Matilde se despertó de un sueño lleno de olores familiares y de gente muerta. Soñaba siempre con muertos. Abrió los ojos, se persignó y susurró una oración por las ánimas benditas. Arropó a Benjamín con el cubrelecho de lana raída que ella misma había tejido y se quedó inmóvil esperando a que aclarara. La asaltó un temor conocido, un miedo manso, domesticado, heredado como la casa; un nudo sin nombre en la boca del estómago que la había acompañado siempre y crecía sin prisa como las enredaderas en el patio.
Los cuartos de la casa estaban dispuestos en forma de herradura alrededor de un gran patio rectangular que inundaba la casa de luz y humedad, le daba un aspecto señorial y vulnerable, y la hacía completamente inadecuada para el frío de la montaña. Los corredores que circundaban el patio estaban decorados con dalias, bailarinas, rosas hortensias, lirios flor de cerezo, orquídeas, peonias, madreselvas, flores de porcelana, colas de ratón, coronas de Cristo, y novios y geranios que colgaban de las vigas de madera en platones de metal. En el centro del patio se alzaba una araucaria por la que trepaban trompetas, hidras, un novio rojo y una mata de cidrón.

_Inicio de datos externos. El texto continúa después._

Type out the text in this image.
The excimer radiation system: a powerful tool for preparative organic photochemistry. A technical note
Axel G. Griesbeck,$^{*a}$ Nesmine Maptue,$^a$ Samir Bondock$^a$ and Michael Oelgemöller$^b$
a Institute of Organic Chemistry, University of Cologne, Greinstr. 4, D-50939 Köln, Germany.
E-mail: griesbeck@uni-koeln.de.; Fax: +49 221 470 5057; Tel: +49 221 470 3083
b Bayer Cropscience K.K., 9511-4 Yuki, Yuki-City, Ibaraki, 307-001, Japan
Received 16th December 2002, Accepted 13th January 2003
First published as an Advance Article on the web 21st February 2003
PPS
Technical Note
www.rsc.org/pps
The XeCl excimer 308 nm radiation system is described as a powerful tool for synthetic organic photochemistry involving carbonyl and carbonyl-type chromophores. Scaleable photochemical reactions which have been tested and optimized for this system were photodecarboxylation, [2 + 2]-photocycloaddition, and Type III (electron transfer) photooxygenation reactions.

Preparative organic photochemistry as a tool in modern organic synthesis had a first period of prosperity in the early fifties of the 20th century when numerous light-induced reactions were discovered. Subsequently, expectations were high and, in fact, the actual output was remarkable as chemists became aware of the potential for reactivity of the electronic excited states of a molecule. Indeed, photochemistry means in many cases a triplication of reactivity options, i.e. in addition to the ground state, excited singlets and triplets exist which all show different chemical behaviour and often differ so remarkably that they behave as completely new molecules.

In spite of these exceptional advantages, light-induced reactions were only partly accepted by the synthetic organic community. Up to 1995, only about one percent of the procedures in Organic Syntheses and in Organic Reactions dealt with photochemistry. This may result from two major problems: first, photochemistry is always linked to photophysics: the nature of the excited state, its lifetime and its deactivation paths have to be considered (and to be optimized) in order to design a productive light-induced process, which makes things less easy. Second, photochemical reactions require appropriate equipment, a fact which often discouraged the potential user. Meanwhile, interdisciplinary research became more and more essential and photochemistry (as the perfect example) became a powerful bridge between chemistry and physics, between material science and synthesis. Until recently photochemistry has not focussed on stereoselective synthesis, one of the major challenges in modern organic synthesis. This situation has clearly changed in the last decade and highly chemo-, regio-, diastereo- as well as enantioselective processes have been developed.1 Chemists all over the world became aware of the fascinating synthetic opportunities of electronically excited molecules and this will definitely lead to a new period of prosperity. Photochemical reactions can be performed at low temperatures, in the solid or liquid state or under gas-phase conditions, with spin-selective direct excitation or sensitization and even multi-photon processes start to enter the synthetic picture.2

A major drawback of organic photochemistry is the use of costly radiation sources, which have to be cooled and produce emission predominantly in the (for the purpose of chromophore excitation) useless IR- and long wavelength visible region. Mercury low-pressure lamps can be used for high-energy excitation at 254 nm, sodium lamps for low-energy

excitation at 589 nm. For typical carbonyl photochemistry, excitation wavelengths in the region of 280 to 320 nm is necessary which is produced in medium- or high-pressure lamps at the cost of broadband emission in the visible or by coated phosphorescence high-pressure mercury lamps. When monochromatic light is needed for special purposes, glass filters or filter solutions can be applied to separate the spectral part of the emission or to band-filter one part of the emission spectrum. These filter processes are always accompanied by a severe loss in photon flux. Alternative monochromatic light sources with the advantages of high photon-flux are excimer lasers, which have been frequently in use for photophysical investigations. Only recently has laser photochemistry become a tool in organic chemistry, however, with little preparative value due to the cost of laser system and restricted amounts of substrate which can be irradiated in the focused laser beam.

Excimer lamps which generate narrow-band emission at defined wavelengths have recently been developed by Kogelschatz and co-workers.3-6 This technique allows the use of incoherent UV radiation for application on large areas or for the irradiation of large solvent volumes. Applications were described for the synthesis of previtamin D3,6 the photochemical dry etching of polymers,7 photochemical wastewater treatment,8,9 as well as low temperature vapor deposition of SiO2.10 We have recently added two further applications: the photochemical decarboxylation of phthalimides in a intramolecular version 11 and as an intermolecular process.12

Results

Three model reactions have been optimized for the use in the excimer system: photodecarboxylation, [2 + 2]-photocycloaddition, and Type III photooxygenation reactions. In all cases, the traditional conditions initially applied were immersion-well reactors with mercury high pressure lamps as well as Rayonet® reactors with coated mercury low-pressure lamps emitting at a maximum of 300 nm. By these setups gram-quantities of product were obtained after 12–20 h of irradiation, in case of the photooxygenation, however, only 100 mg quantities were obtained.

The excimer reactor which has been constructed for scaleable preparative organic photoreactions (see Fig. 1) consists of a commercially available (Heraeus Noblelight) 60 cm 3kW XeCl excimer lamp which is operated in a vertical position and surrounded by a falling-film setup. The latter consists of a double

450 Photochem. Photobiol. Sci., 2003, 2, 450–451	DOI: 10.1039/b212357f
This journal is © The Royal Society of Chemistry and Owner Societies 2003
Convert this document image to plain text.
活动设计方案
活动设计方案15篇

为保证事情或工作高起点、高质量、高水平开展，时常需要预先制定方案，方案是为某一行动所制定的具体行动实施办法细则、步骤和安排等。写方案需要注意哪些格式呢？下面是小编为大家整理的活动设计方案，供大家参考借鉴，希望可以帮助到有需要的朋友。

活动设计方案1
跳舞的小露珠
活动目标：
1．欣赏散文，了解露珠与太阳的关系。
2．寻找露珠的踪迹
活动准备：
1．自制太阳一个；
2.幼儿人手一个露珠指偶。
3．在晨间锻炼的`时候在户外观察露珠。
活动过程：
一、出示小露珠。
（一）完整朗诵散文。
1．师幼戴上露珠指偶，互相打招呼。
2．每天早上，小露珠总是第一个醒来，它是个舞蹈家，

Matilde, que había vivido toda su vida en esa casa, pensaba que el patio abierto creaba un continuo con la montaña. Su mundo comenzaba en la araucaria, continuaba en las baldosas de piedra enmohecidas, se transformaba en el camino de herradura que ascendía al picacho y culminaba en el cielo límpido, atiborrado de estrellas.
Su padre le había enseñado casi todo lo que sabía, desde los nombres de las plantas hasta a cazar tinajos. A los siete años le había enseñado a disparar el revólver Colt corto del que no se separó nunca, como si se tratase de un talismán o un escapulario. También le había enseñado a leer y a escribir. Había leído los pocos libros y almanaques que había encontrado por la casa. Conservaba dos tomos que continuaba releyendo con igual avidez e interés: el primero era un manual de confesores de tapa dura de cuero y el segundo una antología de cuentos de Bécquer y de Maupassant a la que le faltaban muchas páginas. Matilde había completado los inicios y finales de las historias con personajes inventados y retazos de su vida.
Su padre había aparecido una mañana en la montaña. El abuelo lo encontró tiritando de fiebre a pocos pasos de una yegua muerta. Se había encariñado con él casi de inmediato. La familia lo había acogido sin recelo, con la bondad y la simpatía que solo se profesa a los extraños.
Comenzó a llover. Matilde se empezó a dormir de nuevo. Un olor a rosas y a tomillo llenó el aire de la habitación. Se durmió repasando las memorias olfativas que había coleccionado a lo largo de su vida: el olor a rancio de la despensa, a queso fresco de la cocina, las mañanas húmedas que olían a café caliente, endulzado con panela y aliñado con marañón y cidrón, el olor a cacao tostado que impregnaba la madera y permanecía en el aire por meses enteros, el olor a santos del cuarto de la abuela.
Los demás habitantes de la casa se habían muerto uno a uno y continuaban existiendo solo como nombres y caras descoloridas en los sueños de Matilde; rostros translúcidos que iban perdiendo las facciones con el paso de los años, como figuras de cera dejadas al sol.
Soñó con su padre que cabalgaba a la orilla de un río que no había visto nunca, huyendo de un enemigo invisible. Soñó con el delantal de la abuela. Soñó con el olor a sudor de las bestias que amarraban los domingos alrededor de la araucaria. Soñó con una procesión de jinetes que avanzaba por la quebrada seca que ascendía a la montaña.
Se despertó o soñó que despertaba. Había dejado de llover. Escuchó el martilleo de las herraduras contra las baldosas del patio. Intentó en vano moverse. Cerró los ojos con fuerza. Pensó en Benjamín, en la araucaria, en el olor de los santos y en las tres esquinas de su mundo, que en realidad se extendía más allá de la montaña, ensanchado por el pasado y los pecados de su padre.